Es Carol una película de delicados gestos y miradas cuyo efecto sensorial se ve amplificado por la inmersión de Haynes (y su director de fotografía Ed Lachman) en el relato, lo que perfila una experiencia de tintes subjetivos: en el permanente intercambio de miradas fugaces, clandestinas o penetrantes, el espectador llega a sentir que Carol y Therese son las dos únicas mujeres del mundo. Un ejercicio de ilusionismo romántico al que se entregan con convicción y compenetración dos actrices nacidas para protagonizar Carol. La enervantemente perfecta Cate Blanchett –que ofrece un majestuoso recital de elegancia, sofisticación y poder de seducción– es Carol: una mujer de clase alta que está en proceso de divorcio y sobre la que recae la sospecha de haber mantenido relaciones sexuales con otras mujeres. Por su parte, Rooney Mara –una de las actrices más enigmáticas e inexpresivas del cine actual– realiza un trabajo meritorio en la piel de Therese, una joven aspirante a fotógrafa que cae rendida a los encantos de Carol. La frialdad natural de ambas actrices permite a Haynes exprimir la dimensión potencial del relato: una pasión contenida, insinuada, presurizada por las dudas, las insinuaciones (más o menos veladas), siempre al borde del estallido. Un territorio de temores y confusión que se ve abrasado por una incontenible ola de deseo. En Carol las miradas fulguran y, allí donde no llegan los gestos, Haynes se permite apelar al lirismo de las imágenes: nunca las luces de un túnel, pertinentemente desenfocadas, habían representado con tanta emotividad el efecto embriagador del despertar de la pasión.

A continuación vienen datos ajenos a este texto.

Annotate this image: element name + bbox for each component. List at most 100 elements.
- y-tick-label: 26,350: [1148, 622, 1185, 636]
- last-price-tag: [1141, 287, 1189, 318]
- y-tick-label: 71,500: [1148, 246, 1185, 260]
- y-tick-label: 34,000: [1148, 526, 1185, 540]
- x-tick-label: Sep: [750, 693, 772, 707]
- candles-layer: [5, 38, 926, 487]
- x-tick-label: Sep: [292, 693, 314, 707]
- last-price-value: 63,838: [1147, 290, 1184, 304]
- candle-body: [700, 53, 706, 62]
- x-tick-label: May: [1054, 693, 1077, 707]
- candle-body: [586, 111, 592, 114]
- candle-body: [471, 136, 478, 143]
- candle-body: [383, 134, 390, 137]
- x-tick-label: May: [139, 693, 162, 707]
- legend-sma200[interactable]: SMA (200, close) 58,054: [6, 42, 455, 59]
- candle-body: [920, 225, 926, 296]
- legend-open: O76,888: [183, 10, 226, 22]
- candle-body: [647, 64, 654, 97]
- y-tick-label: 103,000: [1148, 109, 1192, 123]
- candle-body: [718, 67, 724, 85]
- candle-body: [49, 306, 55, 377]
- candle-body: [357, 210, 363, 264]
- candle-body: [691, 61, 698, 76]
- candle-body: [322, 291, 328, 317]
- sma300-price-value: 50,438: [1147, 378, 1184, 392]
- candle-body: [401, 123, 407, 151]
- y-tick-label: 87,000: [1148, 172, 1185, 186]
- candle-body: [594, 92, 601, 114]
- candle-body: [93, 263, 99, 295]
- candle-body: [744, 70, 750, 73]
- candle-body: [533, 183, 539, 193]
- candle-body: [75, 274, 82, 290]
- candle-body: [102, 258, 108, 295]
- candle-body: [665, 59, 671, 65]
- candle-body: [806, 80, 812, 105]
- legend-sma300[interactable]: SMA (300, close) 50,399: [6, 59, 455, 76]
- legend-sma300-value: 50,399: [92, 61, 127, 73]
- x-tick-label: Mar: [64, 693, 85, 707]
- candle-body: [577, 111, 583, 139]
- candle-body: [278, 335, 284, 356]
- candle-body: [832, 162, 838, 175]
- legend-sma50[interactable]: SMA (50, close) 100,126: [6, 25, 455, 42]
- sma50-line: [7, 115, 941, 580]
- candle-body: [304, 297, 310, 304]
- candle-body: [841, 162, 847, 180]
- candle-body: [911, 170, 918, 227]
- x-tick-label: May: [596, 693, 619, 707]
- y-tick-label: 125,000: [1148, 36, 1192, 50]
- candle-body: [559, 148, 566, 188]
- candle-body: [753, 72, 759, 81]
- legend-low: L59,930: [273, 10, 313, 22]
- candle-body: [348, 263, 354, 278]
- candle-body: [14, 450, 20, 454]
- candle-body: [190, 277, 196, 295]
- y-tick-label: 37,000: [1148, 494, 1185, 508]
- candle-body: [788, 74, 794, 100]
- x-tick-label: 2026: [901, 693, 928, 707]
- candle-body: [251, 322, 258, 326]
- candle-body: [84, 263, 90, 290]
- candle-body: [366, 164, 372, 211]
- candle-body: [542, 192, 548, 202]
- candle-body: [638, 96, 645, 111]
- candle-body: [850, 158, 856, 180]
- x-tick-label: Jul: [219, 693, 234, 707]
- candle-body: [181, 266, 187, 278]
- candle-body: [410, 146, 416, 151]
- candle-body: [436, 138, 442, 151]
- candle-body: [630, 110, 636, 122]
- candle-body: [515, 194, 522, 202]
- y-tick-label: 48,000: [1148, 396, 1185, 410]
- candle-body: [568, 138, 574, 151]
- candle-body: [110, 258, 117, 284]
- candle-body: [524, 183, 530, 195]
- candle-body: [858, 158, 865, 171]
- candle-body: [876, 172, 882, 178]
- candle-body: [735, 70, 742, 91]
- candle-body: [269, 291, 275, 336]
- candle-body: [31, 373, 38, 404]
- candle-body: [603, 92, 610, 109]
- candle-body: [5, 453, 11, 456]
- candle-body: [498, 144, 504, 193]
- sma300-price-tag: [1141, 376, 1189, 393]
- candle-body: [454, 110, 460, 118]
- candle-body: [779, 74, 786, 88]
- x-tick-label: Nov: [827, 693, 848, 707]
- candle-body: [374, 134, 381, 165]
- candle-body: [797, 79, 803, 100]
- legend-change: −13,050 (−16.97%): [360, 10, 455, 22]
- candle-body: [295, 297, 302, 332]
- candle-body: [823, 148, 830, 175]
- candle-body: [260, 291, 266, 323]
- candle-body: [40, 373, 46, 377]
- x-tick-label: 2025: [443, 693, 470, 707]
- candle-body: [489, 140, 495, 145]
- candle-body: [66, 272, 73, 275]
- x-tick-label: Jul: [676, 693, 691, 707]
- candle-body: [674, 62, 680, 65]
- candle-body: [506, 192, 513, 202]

Carol es también una película de ventanas y reflejos. Como ya ocurría en Lejos del cielo, las protagonistas escudan sus miradas detrás de ventanas de coches, apartamentos, casas y escaparates. Unas ventanas alérgicas a la limpieza aséptica: se imponen las manchas de polvo, el vaho y otras humedades. Unas barreras translúcidas que acentúan el peso de las miradas: las que intercambian las protagonistas y la de un sistema conservador y retrógrado que recrimina a Carol y Therese su condición sexual. Haynes y su guionista Phyllis Nagy ejecutan uno de los golpes maestros del film al convertir a Therese (Mara), que en la novela homónima de Patricia Highsmith era una aspirante a directora artística teatral, en una apasionada de la fotografía. Las instantáneas realizadas por la joven no solo permiten apuntalar su despertar identitario y sexual, sino que además añaden una nueva capa de significado al juego de miradas, esta vez enlazándolo con la representación cinematográfica, siempre conectada al descubrimiento de verdades y encubrimientos. Haynes, en su inevitable versión “meta”.
Con Carol, el director de Mildred Pierce (versión para TV) aspira a mirarse en el espejo de la novela de Highsmith, perfectamente condensada en una adaptación “en clave haiku” –en palabras de Cate Blanchett en la rueda de prensa del Festival de Cannes–. A través de su estructura circular y de sus soterradas corrientes de amor, Carol brilla como una celebración del deseo y la libertad personal: pilares de la experiencia humana que la película entrelaza a través de un espeso y ardiente laberinto de miradas y deseo.